I talked her through the social media response while D tried to securely connect to the server via his phone to see if he could find out what was going on. The downtime lasted eight hours in the end. Bad timing - a lot of people want to watch porn on Saturday night.
The problem was not at our end - something went wrong for our hosting provider. I've heard some rather juicy rumours about exactly what caused the initial problem - and they didn't send us a clear explanation, even after things were back up and running, which rather inclines me to wonder if the rumours are correct, and they're too embarrassed to admit it. What they did say in statements was that "the connectivity break was on a third-party network 12km outside of London", and that "the failover connection didn't come up because somebody from the backup connectivity company had mistakenly removed a piece of physical hardware that was required for it to do so". Not our fault guv.
The second unscheduled downtime was only ten days later. Again, it was for eight hours, but luckily it fell on a Tuesday this time - a bit less intrusive than at the weekend. I was halfway through mustering some serious indignance that this would happen twice in as many weeks when D forwarded me this memo from our host:
This is an RFO (Reason For Outage) report for the outage that you experienced on Tuesday 12th August 2014.
Start of Incident: 2014-08-12 09:11:00 BST
Incident Resolution: 2014-08-12 17:25:00 BST
Length of incident: 8 hours 14 minutes
Impact to services : Packet loss to and from some internet locations, intermittent complete IP outages lasting up to 20 minutes
Reason for outage: The events of yesterday were caused by reported underlying upstream provider issues that impacted our client base. Of our upstream providers the following reported network incidents yesterday that affected a great number of Internet users across the globe
This wasn't a small scale problem. It wasn't just us - and it wasn't just our hosting provider, either. This was an internet meltdown on a sufficiently large scale that it was covered by The Register.
"Yesterday, 12 August, 2014, the internet hit an arbitrary limit of more than 512,000 routes. This 512K route limit is something we have known about for some time.
The fix for Cisco devices – and possibly others – is fairly straightforward. Internet service providers and businesses around the world chose not to address this issue in advance, as a result causing major outages around the world.
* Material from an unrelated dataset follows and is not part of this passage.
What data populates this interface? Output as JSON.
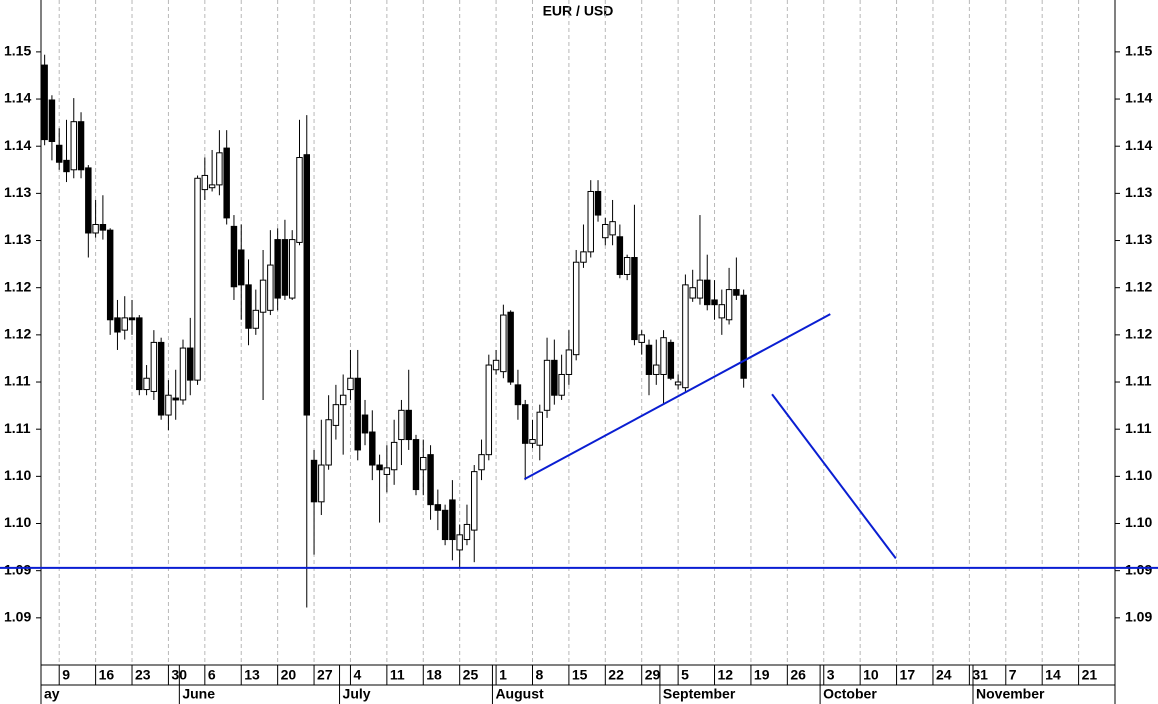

As part of the outage, punters experienced patchy – or even no – internet connectivity and lost access to all sorts of cloud-based services."
In other words, someone misconfigured something and it tipped the global routing tables over the maximum size they can be, so things randomly dropped off everybody's networks. The outages affected different bits in each place, which was why at first nobody could figure out what was going on.
So we're sorry about the downtime. On both occasions, we extended all active memberships by 24 hours in compensation. But it's safe to say that there's absolutely nothing that we could have done about it. This was so far above our heads it was - literally - up in the cloud.
When I think about the sheer scale of the fuck-up I can't help seeing the funny side. There's no point taking it personally. This wasn't just our site, and it wasn't just our server - it was the whole damn internet.